Bu protestoları geçmiş protestolardan farklı kılan bir diğer önemli husus uzun sürmesi oldu. Bundan önce İran’da gerçekleşen protestolar genellikle bir haftayı geçmemiş ve bir hafta içinde güvenlik güçleri tarafından özellikle de Devrim Muhafızları Ordusu’nun sahaya inmesiyle bastırılmıştı. Uzun sürdüğü düşünülen Yeşil Hareketi ise sadece 2009 senesinin belli günlerinde gerçekleşen zincir protestolar olmuştur ve her gün gerçekleşen protestolar olmamıştır. Başka bir deyişle Yeşil Hareketi geniş bir zaman dilimine yayıldığı ve Yeşil Hareketi liderleri Mir Hüseyin Musevi, Zehra Rehneverd ve Mehdi Kerrubi’nin çağrıları üzerine belli aralıklarla gerçekleştiği için uzun sürdüğü düşünülmüştür.

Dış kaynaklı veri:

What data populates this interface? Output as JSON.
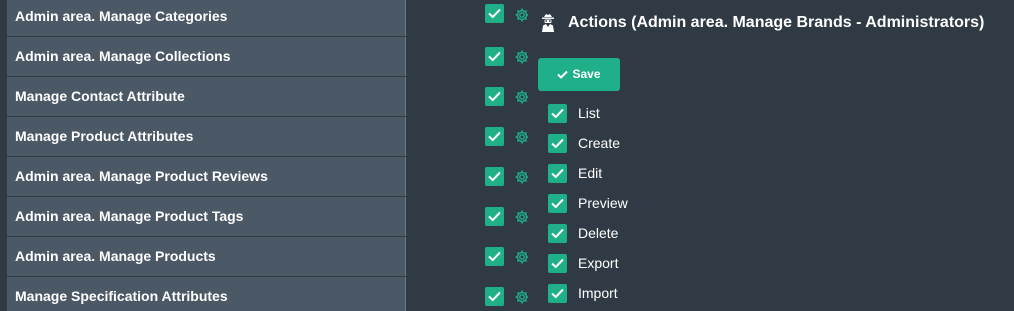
{
  "permissions": [
    {
      "label": "Admin area. Manage Categories",
      "checked": true
    },
    {
      "label": "Admin area. Manage Collections",
      "checked": true
    },
    {
      "label": "Manage Contact Attribute",
      "checked": true
    },
    {
      "label": "Manage Product Attributes",
      "checked": true
    },
    {
      "label": "Admin area. Manage Product Reviews",
      "checked": true
    },
    {
      "label": "Admin area. Manage Product Tags",
      "checked": true
    },
    {
      "label": "Admin area. Manage Products",
      "checked": true
    },
    {
      "label": "Manage Specification Attributes",
      "checked": true
    }
  ],
  "actions_panel": {
    "title": "Actions (Admin area. Manage Brands - Administrators)",
    "title_icon": "user-secret-icon",
    "save_label": "Save",
    "items": [
      {
        "label": "List",
        "checked": true
      },
      {
        "label": "Create",
        "checked": true
      },
      {
        "label": "Edit",
        "checked": true
      },
      {
        "label": "Preview",
        "checked": true
      },
      {
        "label": "Delete",
        "checked": true
      },
      {
        "label": "Export",
        "checked": true
      },
      {
        "label": "Import",
        "checked": true
      }
    ]
  },
  "colors": {
    "accent": "#1fb08a",
    "row_bg": "#4b5866",
    "panel_bg": "#2f3a45",
    "gear": "#1fb08a"
  }
}
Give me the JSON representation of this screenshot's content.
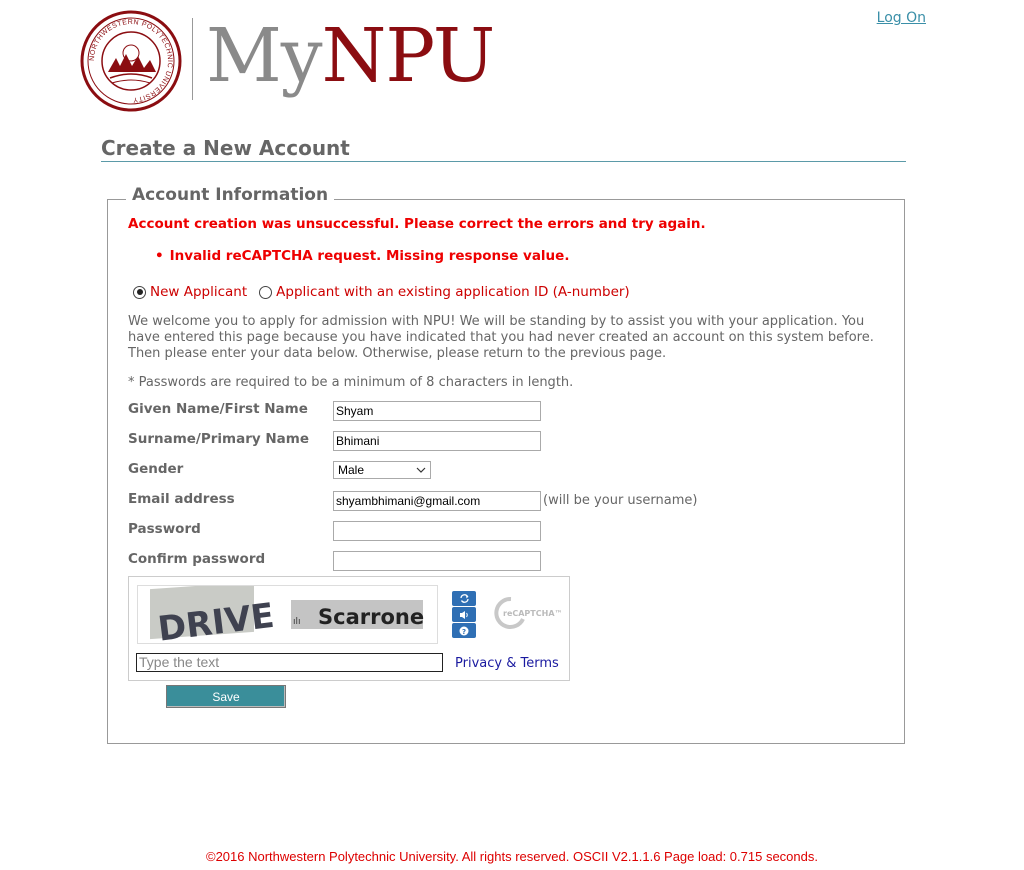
{
  "header": {
    "brand_my": "My",
    "brand_npu": "NPU",
    "seal_text": "NORTHWESTERN POLYTECHNIC UNIVERSITY",
    "logon_label": "Log On"
  },
  "page_title": "Create a New Account",
  "form": {
    "legend": "Account Information",
    "error_summary": "Account creation was unsuccessful. Please correct the errors and try again.",
    "errors": [
      "Invalid reCAPTCHA request. Missing response value."
    ],
    "applicant_type": {
      "options": [
        "New Applicant",
        "Applicant with an existing application ID (A-number)"
      ],
      "selected_index": 0
    },
    "welcome_text": "We welcome you to apply for admission with NPU! We will be standing by to assist you with your application. You have entered this page because you have indicated that you had never created an account on this system before. Then please enter your data below. Otherwise, please return to the previous page.",
    "password_note": "* Passwords are required to be a minimum of 8 characters in length.",
    "fields": {
      "first_name": {
        "label": "Given Name/First Name",
        "value": "Shyam"
      },
      "surname": {
        "label": "Surname/Primary Name",
        "value": "Bhimani"
      },
      "gender": {
        "label": "Gender",
        "value": "Male"
      },
      "email": {
        "label": "Email address",
        "value": "shyambhimani@gmail.com",
        "note": "(will be your username)"
      },
      "password": {
        "label": "Password",
        "value": ""
      },
      "confirm_password": {
        "label": "Confirm password",
        "value": ""
      }
    },
    "recaptcha": {
      "word1": "DRIVE",
      "word2_prefix": "ılı",
      "word2": "Scarrone",
      "input_placeholder": "Type the text",
      "privacy_label": "Privacy & Terms",
      "logo_text": "reCAPTCHA™",
      "refresh_icon": "refresh-icon",
      "audio_icon": "audio-icon",
      "help_icon": "help-icon"
    },
    "save_label": "Save"
  },
  "footer": "©2016 Northwestern Polytechnic University. All rights reserved. OSCII V2.1.1.6 Page load: 0.715 seconds.",
  "colors": {
    "brand_red": "#8b0d11",
    "error_red": "#ee0000",
    "teal": "#3a8e9a",
    "link_blue": "#1a1aa0"
  }
}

Hâlbuki bugün İran’da gerçekleşen protestolar üç aya yakın bir süredir aralıksız devam etmektedir ve her gün ülkenin çeşitli bölgelerinde protestocular ve güvenlik güçleri arasında çatışmalar yaşanmıştır. Bu da bazı yorumcuların özellikle de rejim karşıtı medya ve basının İran protestoları terimi yerine İran’ın yeni devrimi ve bütün İranlıların devrimci ayaklanması gibi terimler kullanmasına sebep olmuştur.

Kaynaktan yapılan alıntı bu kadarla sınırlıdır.